In the 1970s, Channi moved to the small screen with his production work at Jalandhar Television Centre and teaching tenure at FTII, Pune. He directed and featured in telefilms, made several documentaries, and was a Fulbright Scholar at the Boston University College of Communication. His tryst with the lens inspired him to delve deeper into social and political issues of the time. His spine-chilling television series Bandhak, Sehar and Naqoosh revolved around violence in Kashmir.

He explored history, mythology and cultural heritage and came up with fascinating subjects. His insightful and well-researched film, Dharamkshetra Kurukshetra, , exploring whether the battle of Kurukshetra actually occurred, garnered much interest. Telefilm Tuttu evocatively brought to life the love story of a youngster with an intellectual disability. He also acted in Punjabi films — Shareek and Punjab 1984.

Connecting with communities

During the Emergency, Channi decided to return to Punjab and devote himself to his first love, theatre. Though he continued to make documentaries, his passion for street theatre made him examine its multiple dimensions. By 1976, he began staging community theatre, leading to the landmark plays — Daffa 144 and Disturbed Area. Both productions were acclaimed for their authentic and radical approach in dealing with issues of political conflict and state violence. Main jala di jaungi took a hard look at gender violence and dowry deaths while Mera Bharat mahan unravelled the world of corruption and Khuli hawa ki talaash mein raised concerns about ecology and environment.

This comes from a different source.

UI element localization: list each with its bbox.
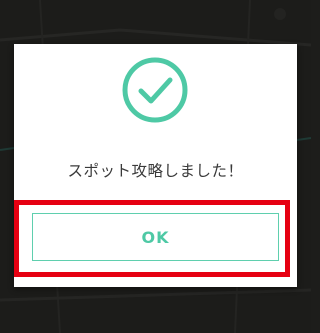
check-circle-icon	[122, 57, 188, 123]
ok-button[interactable]: OK	[32, 213, 279, 261]
dialog-message: スポット攻略しました！	[67, 162, 244, 180]
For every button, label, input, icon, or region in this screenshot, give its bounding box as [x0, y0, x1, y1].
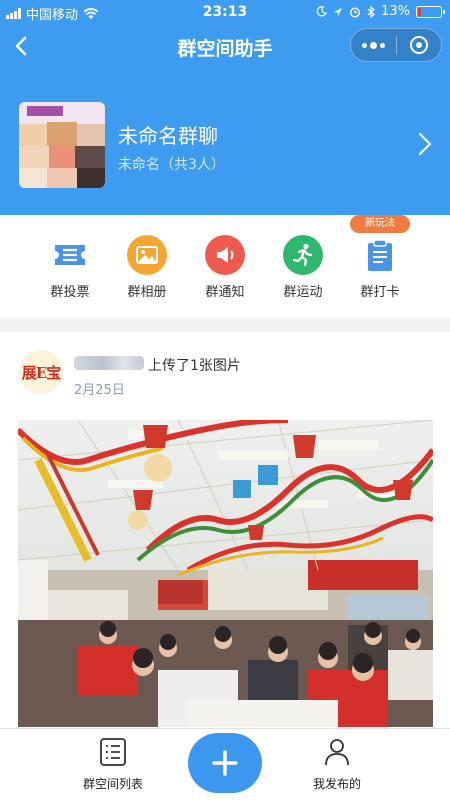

Channi’s work emerged at the intersection of agitprop theatre and playful political satire. “For whom do we do theatre?” he asked. “Community theatre is vastly different from the urban elite proscenium theatre. It is open, lively, very creative, and thrives on improvisations,” he said.

Over the years, Channi worked with diverse groups, using theatre-in-education for students, applied theatre for hospital patients, and connecting with vulnerable communities to express their concerns. His work embraced bold activism as well as therapeutic effects of drama. He remained true to the medium, believing that theatre is a way of free expression and liberation. “It is important to think of each person as a possibility,” he said, “and theatre offers a way of unlocking that possibility.” Remembered by friends, fans and students as a jovial and sensitive person, his legacy continues to inspire artistes towards courageous community work.

The author is a Delhi-based arts researcher and writer.